We walked to the far side of the room, and my attention shifted as my hand flew over my mouth, stifling my cry. “A grand piano.”
“Yes,” Mrs. Bagley said. “We can have it removed if you’d like.”
I didn’t answer but went straight to it, lifted its cover, and ran a quick scale, the out-of-tune instrument rising to life beneath my hands. “No,” I said. “Please leave it here.”
“We will have music,” Davy said to Douglas, serious and sure.
Mrs. Bagley smiled. As we walked down the hall she told us, “It’s heated by gas. No shoveling coal here.”
“What a relief that will be,” I said quietly.

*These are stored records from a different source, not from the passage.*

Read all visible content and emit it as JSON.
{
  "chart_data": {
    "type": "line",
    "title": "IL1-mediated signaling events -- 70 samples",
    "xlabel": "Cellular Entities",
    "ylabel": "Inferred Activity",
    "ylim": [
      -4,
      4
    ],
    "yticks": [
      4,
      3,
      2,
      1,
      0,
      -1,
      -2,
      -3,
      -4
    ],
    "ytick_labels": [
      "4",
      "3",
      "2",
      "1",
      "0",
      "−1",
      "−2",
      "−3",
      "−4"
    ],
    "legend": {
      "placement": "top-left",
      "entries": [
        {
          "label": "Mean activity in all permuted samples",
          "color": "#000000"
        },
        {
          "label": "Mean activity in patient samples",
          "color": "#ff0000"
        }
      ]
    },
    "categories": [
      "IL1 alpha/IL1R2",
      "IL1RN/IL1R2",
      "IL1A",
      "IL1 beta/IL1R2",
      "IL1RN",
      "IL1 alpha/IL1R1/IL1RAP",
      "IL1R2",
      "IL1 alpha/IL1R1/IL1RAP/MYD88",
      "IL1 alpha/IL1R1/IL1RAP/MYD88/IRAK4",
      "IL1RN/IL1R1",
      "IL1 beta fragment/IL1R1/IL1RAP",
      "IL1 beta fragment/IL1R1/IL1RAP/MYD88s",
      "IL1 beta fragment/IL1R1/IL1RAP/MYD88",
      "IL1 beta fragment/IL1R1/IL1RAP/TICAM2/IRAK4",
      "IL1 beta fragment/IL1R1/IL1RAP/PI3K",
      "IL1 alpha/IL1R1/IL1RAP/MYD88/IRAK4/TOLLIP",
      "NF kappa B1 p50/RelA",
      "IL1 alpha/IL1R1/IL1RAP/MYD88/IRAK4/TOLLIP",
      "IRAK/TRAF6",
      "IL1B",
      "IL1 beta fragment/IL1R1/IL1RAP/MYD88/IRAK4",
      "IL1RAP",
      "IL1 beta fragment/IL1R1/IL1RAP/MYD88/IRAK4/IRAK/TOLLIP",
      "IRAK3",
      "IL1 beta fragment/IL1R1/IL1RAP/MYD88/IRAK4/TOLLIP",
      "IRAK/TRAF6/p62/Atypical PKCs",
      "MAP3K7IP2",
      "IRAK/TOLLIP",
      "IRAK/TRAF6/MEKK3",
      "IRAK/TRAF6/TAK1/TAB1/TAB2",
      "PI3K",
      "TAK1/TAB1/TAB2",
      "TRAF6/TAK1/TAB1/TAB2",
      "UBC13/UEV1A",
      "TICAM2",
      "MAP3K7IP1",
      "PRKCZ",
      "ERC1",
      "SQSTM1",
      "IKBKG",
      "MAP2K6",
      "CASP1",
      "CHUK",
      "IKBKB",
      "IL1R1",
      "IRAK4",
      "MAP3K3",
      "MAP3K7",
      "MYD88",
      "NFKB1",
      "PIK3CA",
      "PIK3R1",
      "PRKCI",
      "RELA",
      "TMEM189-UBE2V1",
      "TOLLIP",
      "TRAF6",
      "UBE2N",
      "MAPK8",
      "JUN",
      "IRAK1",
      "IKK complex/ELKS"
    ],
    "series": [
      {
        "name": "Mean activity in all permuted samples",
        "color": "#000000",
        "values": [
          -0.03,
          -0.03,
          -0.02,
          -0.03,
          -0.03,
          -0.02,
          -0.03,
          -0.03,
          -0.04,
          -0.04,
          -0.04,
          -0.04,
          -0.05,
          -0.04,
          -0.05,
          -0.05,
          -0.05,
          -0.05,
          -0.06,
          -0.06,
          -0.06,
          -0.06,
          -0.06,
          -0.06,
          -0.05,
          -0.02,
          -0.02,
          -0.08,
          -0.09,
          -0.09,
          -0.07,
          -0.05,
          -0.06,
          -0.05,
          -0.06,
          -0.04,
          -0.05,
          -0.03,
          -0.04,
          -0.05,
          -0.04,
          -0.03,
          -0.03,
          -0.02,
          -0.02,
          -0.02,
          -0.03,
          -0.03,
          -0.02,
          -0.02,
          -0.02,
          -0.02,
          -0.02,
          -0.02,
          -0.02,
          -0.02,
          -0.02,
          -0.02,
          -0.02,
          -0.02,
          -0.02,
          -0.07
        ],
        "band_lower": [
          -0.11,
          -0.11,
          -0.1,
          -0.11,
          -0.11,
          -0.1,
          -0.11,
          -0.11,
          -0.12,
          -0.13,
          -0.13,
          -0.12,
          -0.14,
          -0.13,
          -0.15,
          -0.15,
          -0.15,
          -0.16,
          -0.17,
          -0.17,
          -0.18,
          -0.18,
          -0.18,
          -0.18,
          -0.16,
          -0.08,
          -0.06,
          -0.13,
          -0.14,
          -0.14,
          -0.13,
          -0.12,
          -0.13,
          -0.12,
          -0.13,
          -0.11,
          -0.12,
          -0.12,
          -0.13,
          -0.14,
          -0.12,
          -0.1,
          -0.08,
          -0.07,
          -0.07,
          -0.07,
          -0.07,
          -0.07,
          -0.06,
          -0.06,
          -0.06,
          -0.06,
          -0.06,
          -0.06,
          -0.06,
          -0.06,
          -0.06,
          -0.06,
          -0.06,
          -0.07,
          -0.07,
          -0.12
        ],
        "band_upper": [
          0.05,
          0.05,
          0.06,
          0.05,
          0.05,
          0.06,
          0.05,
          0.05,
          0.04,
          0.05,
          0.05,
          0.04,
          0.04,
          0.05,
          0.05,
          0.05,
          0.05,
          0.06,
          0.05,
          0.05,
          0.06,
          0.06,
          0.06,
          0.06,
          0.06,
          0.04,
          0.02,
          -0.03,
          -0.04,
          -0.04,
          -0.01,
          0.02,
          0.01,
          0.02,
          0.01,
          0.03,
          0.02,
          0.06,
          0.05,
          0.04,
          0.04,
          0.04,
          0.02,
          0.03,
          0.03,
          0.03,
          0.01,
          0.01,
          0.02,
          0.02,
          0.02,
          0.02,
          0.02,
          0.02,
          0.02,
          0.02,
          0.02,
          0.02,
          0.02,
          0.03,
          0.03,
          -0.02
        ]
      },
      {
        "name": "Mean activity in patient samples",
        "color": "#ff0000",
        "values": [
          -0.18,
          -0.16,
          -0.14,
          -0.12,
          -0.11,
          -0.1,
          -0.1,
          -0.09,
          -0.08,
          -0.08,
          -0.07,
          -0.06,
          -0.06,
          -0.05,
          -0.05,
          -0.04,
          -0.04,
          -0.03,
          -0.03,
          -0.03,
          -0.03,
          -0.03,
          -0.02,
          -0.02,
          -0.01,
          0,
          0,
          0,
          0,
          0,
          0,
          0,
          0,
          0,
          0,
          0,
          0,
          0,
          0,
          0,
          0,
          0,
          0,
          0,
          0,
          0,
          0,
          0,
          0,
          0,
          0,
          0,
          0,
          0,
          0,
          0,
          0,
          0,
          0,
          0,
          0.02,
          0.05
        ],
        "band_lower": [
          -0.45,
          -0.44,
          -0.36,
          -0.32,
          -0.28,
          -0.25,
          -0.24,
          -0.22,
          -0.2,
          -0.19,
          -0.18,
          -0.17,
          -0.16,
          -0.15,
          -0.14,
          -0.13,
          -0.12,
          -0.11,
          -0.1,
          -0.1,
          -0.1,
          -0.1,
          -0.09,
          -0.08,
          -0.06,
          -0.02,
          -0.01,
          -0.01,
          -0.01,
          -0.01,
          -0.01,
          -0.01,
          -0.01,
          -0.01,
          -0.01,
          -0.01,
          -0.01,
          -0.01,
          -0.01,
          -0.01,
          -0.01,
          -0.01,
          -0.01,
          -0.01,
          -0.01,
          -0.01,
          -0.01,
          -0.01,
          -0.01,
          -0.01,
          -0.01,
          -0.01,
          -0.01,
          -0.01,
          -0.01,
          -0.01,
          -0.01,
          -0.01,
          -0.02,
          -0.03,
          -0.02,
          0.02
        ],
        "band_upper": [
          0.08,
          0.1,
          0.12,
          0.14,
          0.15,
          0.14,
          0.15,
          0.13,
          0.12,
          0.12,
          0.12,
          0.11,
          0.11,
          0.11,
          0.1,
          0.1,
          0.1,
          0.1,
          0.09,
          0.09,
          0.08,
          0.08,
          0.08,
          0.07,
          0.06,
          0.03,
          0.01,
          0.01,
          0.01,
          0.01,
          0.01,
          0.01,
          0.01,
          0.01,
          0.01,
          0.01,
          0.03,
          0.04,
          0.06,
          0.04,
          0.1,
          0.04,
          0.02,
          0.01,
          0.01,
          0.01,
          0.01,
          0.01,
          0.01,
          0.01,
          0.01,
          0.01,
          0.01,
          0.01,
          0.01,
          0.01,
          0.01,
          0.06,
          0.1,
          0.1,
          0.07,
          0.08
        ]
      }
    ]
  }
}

“There is daily housekeeping from the inn with linens and bed making. Breakfast and lunch are across the street at the main, and you have a small kitchen, which you share with the other residents.” She pointed to a door. “Down there—that’s where the shared bathrooms are as well.”
Off the side of the living room sat a small table and a counter with a gas ring for light cooking if I didn’t want to venture to the kitchen. There were two bedrooms, one for the boys at the front of the house and mine in the back. Davy walked into their room first, running to the high bed and turning to me with laughter. “How does a boy get into this bed?”